NEW YORK (GenomeWeb News) – A group of German scientists have issued a report and a set of recommendations criticizing and recommending changes to Germany's genetic diagnostics law, which was passed last year.
The 17-member group, which spent 18 months developing the report, see some parts of the Genetic Diagnostics Act as "out of touch with the latest technology, almost impossible to implement in clinical practice, or even detrimental to the success of recognized screening tests," and they have issued a score of recommendations for changing the law.
According to the German Academy of Sciences Leopoldina, which developed the report with other institutions, the act is "in desperate need of amendment" as it pertains to subjects such as newborn screening, data storage, family notification, and direct-to-consumer genetic testing, among other areas.
The aim of the act was to determine requirements for genetic testing and analysis and, like the US' Genetic Information Nondiscrimination Act, to prevent genetic information from being used to discriminate in the workforce or in other nefarious ways.
Those requirements include rules stating that only doctors with certain training should be allowed to administer diagnostic genetic tests, and predictive genetic tests must be conducted only by medical doctors who are certified specialists in human genetics.
That part of the law has been criticized by the Foundation for Genomics and Population health as "essentially a complete ban on DTC genetic tests, a regressive and paternalistic approach that takes genetic exceptionalism to an extreme not seen in other jurisdictions."
Although the new recommendations offer a range of criticisms and proposals, the report echoes the law on DTC testing in particular.
The authors wrote that DTC tests "mostly have an uncertain scientific basis," and they "should not be permitted because they do not fulfill the requirements of medical and ethically acceptable predictive genetic diagnostics."
Peter Propping, the Leopoldina professor who headed the report, said in a statement that the law "should protect individuals," but added that "to do so, it must offer adequate responses to questions of clinical practice."

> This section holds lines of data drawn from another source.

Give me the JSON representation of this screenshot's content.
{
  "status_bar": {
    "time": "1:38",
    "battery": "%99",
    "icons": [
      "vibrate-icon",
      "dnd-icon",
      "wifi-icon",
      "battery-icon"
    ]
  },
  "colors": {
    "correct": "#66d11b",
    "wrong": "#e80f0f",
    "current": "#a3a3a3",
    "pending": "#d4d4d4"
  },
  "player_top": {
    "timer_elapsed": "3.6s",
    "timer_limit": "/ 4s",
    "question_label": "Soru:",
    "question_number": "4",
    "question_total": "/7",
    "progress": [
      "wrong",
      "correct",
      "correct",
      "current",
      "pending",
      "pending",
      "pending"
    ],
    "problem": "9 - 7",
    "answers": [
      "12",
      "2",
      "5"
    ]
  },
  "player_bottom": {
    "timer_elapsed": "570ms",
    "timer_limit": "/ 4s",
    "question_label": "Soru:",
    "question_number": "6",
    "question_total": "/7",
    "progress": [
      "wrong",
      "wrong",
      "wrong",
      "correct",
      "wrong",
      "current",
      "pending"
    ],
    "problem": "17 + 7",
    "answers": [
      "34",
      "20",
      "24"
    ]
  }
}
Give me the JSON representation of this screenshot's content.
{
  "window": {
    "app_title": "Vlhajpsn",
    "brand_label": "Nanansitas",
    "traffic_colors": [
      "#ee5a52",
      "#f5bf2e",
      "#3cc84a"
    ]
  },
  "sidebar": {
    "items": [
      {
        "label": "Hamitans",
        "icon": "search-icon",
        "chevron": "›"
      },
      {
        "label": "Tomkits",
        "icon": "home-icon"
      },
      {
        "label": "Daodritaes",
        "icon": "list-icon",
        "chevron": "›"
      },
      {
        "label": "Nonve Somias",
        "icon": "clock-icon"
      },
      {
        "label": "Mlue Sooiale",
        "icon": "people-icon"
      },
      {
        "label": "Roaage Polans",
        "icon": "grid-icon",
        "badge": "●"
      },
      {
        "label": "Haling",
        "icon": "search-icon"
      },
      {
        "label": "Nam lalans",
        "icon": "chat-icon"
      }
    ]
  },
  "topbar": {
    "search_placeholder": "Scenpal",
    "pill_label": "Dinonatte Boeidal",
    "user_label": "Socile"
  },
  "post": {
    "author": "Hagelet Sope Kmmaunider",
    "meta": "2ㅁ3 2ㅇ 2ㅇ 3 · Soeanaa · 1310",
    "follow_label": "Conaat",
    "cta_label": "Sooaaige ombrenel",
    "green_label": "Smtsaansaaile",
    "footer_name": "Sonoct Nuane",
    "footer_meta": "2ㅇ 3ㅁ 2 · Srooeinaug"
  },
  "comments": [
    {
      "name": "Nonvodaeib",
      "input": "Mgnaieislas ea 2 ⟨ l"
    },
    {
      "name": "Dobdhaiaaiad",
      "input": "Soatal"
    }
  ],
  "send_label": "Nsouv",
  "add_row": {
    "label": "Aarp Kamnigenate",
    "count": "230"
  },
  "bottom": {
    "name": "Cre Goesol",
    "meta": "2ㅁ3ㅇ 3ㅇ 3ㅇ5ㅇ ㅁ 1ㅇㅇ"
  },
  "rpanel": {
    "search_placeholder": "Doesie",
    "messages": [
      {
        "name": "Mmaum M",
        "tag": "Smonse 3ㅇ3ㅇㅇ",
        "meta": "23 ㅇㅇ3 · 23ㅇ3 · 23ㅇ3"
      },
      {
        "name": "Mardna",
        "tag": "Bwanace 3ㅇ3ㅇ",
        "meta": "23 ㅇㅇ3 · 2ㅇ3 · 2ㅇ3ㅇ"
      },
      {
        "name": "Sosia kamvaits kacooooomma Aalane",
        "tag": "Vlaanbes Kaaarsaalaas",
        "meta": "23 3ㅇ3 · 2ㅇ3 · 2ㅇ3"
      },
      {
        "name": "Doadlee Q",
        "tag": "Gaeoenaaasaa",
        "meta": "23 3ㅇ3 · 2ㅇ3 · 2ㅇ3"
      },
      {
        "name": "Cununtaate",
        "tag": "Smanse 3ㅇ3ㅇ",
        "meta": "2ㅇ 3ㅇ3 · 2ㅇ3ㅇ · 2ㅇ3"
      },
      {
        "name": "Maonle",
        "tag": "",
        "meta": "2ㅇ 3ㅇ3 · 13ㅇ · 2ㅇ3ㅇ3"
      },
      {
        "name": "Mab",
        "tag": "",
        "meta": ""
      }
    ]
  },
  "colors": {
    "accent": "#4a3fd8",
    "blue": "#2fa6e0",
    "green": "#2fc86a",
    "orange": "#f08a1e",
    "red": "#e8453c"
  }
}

The authors argue that the act should be changed to allow nurses and midwives to advise parents on newborn screening because in many cases of at-home births blood samples are frequently not taken and newborns screenings are not conducted.
The report also criticizes the law for putting greater value on patient-doctor confidentiality than on the doctor's duty to provide care. In situations where people are shown to have a treatable autosomal dominant hereditary disease mutation, the patient is instructed to notify relatives that they may also have the disease risk. But because there is no way of guaranteeing that the patient will inform relatives who are at risk, the doctor should have the authority to assess such cases individually and to inform family members in some situations, the report advises.
The report also takes issue with a stipulation which states that doctors must store data on the results of genetic tests for 10 years, and then destroy it. Because in everyday clinical practice such regulations are "impracticable and inappropriate," according to the report, the act should be changed to remove limits on how long such information may be stored.
The authors propose a number of other recommendations. Among them, they advise that any excess genetic information generated through genetic diagnostic tests should be discussed with patients, but should not be recorded in medical files or in doctors' communications.
The group also advises that before predictive genetic diagnostics can be integrated into the health system, research should be done and evidence generated on the effectiveness and cost-effectiveness of such tests. Systematic translational research programs should be started to develop medical guidelines for predictive genetic diagnostics, the group suggested.